Oggi sul primario la Spagna è andata in asta con Bonos a 5, 10 e 12 anni. Il Tesoro di Madrid ha collocato 5,58 miliardi di nuova carta, posizionandosi poco al di sopra del target massimo di emissione di 5,5 miliardi. La domanda per la carta spagnola è stata robusta, tra 1,7 e 2,2 volte l'offerta, e i rendimenti sono in discesa su tutte le scadenze; in particolare, quello sul titolo quinquennale è sceso sui minimi dall'introduzione dell'euro. Sul fronte aste, anche la Francia ha assegnato Oat a 7, 10 e 31 anni per circa 7,5 miliardi di euro. L’emissione ha registrato tassi in discesa ed è stata accolta molto bene dal mercato, con rapporti di copertura pari a 2,98 per la carta a 7 anni, 1,96 per quella a 10 anni e 2,42 per il titolo a 31 anni.
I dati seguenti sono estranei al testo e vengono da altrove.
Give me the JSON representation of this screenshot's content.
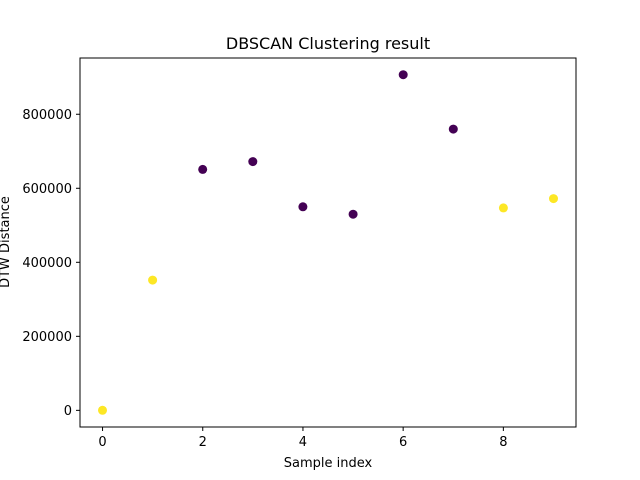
{
  "chart_data": {
    "type": "scatter",
    "title": "DBSCAN Clustering result",
    "xlabel": "Sample index",
    "ylabel": "DTW Distance",
    "xlim": [
      -0.45,
      9.45
    ],
    "ylim": [
      -45000,
      952000
    ],
    "xticks": [
      0,
      2,
      4,
      6,
      8
    ],
    "yticks": [
      0,
      200000,
      400000,
      600000,
      800000
    ],
    "xtick_labels": [
      "0",
      "2",
      "4",
      "6",
      "8"
    ],
    "ytick_labels": [
      "0",
      "200000",
      "400000",
      "600000",
      "800000"
    ],
    "grid": false,
    "legend": "none",
    "cluster_colors": {
      "cluster-0": "#440154",
      "noise": "#fde725"
    },
    "points": [
      {
        "x": 0,
        "y": 0,
        "cluster": "noise"
      },
      {
        "x": 1,
        "y": 352000,
        "cluster": "noise"
      },
      {
        "x": 2,
        "y": 651000,
        "cluster": "cluster-0"
      },
      {
        "x": 3,
        "y": 672000,
        "cluster": "cluster-0"
      },
      {
        "x": 4,
        "y": 550000,
        "cluster": "cluster-0"
      },
      {
        "x": 5,
        "y": 530000,
        "cluster": "cluster-0"
      },
      {
        "x": 6,
        "y": 907000,
        "cluster": "cluster-0"
      },
      {
        "x": 7,
        "y": 760000,
        "cluster": "cluster-0"
      },
      {
        "x": 8,
        "y": 547000,
        "cluster": "noise"
      },
      {
        "x": 9,
        "y": 572000,
        "cluster": "noise"
      }
    ]
  }
}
Il calendario macroeconomico di oggi segna alcuni dati per l’Eurozona; l'indice Pmi complessivo dell’area euro ha registrato un calo a marzo, fermandosi a 53,1 punti contro il consenso a quota 53,2. Il valore resta largamente sopra la soglia dei 50 punti che delimita il territorio di espansione. Sempre per l’Eurozona, l’indice relativo ai servizi di marzo è sceso a 52,2 punti dai 52,6 punti di febbraio, mentre in Italia è calato in fase contrazione, a 49,5 punti. E’ andata meglio per le vendite al dettaglio dell’Eurozona, salite a febbraio dello 0,4% su base mensile e dello 0,8% a livello annuale; il dato sopra le attese è il secondo rialzo consecutivo delle vendite nell’area euro.
Fra i dati statunitensi, in attesa dei non farm payroll di domani, le richieste settimanali di sussidi di disoccupazione hanno dato qualche indicazione sul mercato del lavoro; nonostante l’aumento di 16.000 unità, la lettura conferma che il mercato del lavoro americano sta procedendo nella giusta direzione.